Kaleme aldığı beyitlerde:
-
Zikir aşkı
-
Nebî sevgisi
-
Mahviyet ve tevazu
-
Vatan sevgisi
-
Kıyamet ve haşyet
-
Nefisle mücadele
temaları işlerdi.
Dili sadeydi ama derindi. Her dizesi secdeden çıkmış gibiydi. Edebiyat yapmazdı; duâ yazardı.
Bazı dizeleri şunlardır:
“Sübhâne men tevâzâ ve izzete erişti
Sübhâne men tekebbür edip zillete düştü”
(“Ne yücedir ki, alçalan yücelir; ne zelildir ki, kibirlenen alçalır.”)
En meşhur eseri: Hulâsatü’l-Hakâyık — bu eserinde hem manevî sırları, hem duaları, hem de veciz beyitleri bir araya toplamıştır.
⟡ Talebeleri: Kalbe Nakşedilen Tesir
Alvarlı Lütfî Hazretleri’nin yetiştirdiği birçok zât vardır. Ama en çok tanınanı:
-
Bediüzzaman Said Nursî ile tanışmış, ona muhabbet duymuştur.
-
Mahmud Sami Ramazanoğlu Hazretleri onun hakkında, “bir bakışı bin sohbet eder” der.
-
Talebelerinden Muhammed Bahâüddîn, sonrasında kendi irşad halkasını oluşturmuştur.
Onun sohbetleri bir deftere yazılmadı ama yüzlerce kalpte kazındı. Özellikle Erzurum ve çevresinde bugün bile "Lütfî Baba" denildiğinde, gözleri dolan binlerce insan vardır.
⟡ Kıssadan Hisse: “Sen Sus, Kalbin Konuşur”
Bir gün genç bir delikanlı gelir.
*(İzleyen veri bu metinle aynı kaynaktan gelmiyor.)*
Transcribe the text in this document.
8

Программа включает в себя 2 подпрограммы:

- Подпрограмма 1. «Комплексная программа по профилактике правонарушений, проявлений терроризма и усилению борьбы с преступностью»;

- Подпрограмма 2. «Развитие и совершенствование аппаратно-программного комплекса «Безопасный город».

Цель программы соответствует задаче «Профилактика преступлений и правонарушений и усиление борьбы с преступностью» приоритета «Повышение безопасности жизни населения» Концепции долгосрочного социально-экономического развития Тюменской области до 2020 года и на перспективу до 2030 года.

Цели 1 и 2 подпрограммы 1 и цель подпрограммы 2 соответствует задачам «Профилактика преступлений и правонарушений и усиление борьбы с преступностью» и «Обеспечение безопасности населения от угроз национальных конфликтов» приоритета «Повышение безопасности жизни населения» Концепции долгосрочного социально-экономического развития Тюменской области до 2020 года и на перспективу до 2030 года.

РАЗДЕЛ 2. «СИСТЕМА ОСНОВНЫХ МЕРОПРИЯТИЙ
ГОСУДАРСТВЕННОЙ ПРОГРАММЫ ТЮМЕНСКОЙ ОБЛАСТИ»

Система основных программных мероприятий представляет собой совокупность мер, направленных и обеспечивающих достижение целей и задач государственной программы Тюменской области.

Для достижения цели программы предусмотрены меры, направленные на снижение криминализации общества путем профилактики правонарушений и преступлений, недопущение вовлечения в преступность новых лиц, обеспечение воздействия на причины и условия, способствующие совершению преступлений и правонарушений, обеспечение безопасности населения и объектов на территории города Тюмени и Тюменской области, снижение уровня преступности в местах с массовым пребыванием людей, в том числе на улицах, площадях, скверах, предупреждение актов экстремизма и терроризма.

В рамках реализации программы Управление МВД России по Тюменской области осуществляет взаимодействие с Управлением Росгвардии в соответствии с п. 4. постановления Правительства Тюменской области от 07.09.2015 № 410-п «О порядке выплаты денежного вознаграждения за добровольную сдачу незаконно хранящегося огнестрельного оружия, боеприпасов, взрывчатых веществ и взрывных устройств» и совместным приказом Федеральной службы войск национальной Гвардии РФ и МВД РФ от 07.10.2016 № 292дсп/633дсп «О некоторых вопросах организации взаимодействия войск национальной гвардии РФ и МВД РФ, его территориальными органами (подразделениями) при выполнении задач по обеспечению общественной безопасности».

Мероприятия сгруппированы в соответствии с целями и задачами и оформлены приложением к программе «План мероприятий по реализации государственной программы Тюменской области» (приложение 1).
Der ki:
— “Hocam, vaazlarınız kısa. İnsanlar daha çok şey bekliyor.”
Alvarlı Hazretleri gülümseyerek cevap verir:
“Evladım, insan çok şey söyleyince anlaşılmaz. Bazen bir bakış, bir ömür konuşur. Susmayı öğrendiğinde, Allah senin yerine konuşur.”
⟡ Vefatı: Sessizliğin Sonsuzlaşması
1956 yılında, Göynük’te Hakk’a yürüdü. Hayatı boyunca hiç gösterişe, şöhrete, makama iltifat etmemişti. Cenazesinde de aynısını istedi:
“Kalabalık olmasın, dua etsinler yeter.”
Kabri, Erzurum’da Alvar Köyü’ndedir. Bugün bile kışın karla kapansa da, gönüller onun ismiyle ısınır.
⟡ Bugüne Bıraktığı
Modern insan, çok konuşuyor ama az anlıyor. Çok duyuyor ama az hissediyor.
Alvarlı Lütfî Hazretleri bu yorgun kalplere şöyle fısıldıyor:
“Az konuş, çok hisset. Çok oku, ama önce kendini. Her adımda Allah’ı an; o zaman dünya, köy kadar sade, ahiret kadar güzel olur.”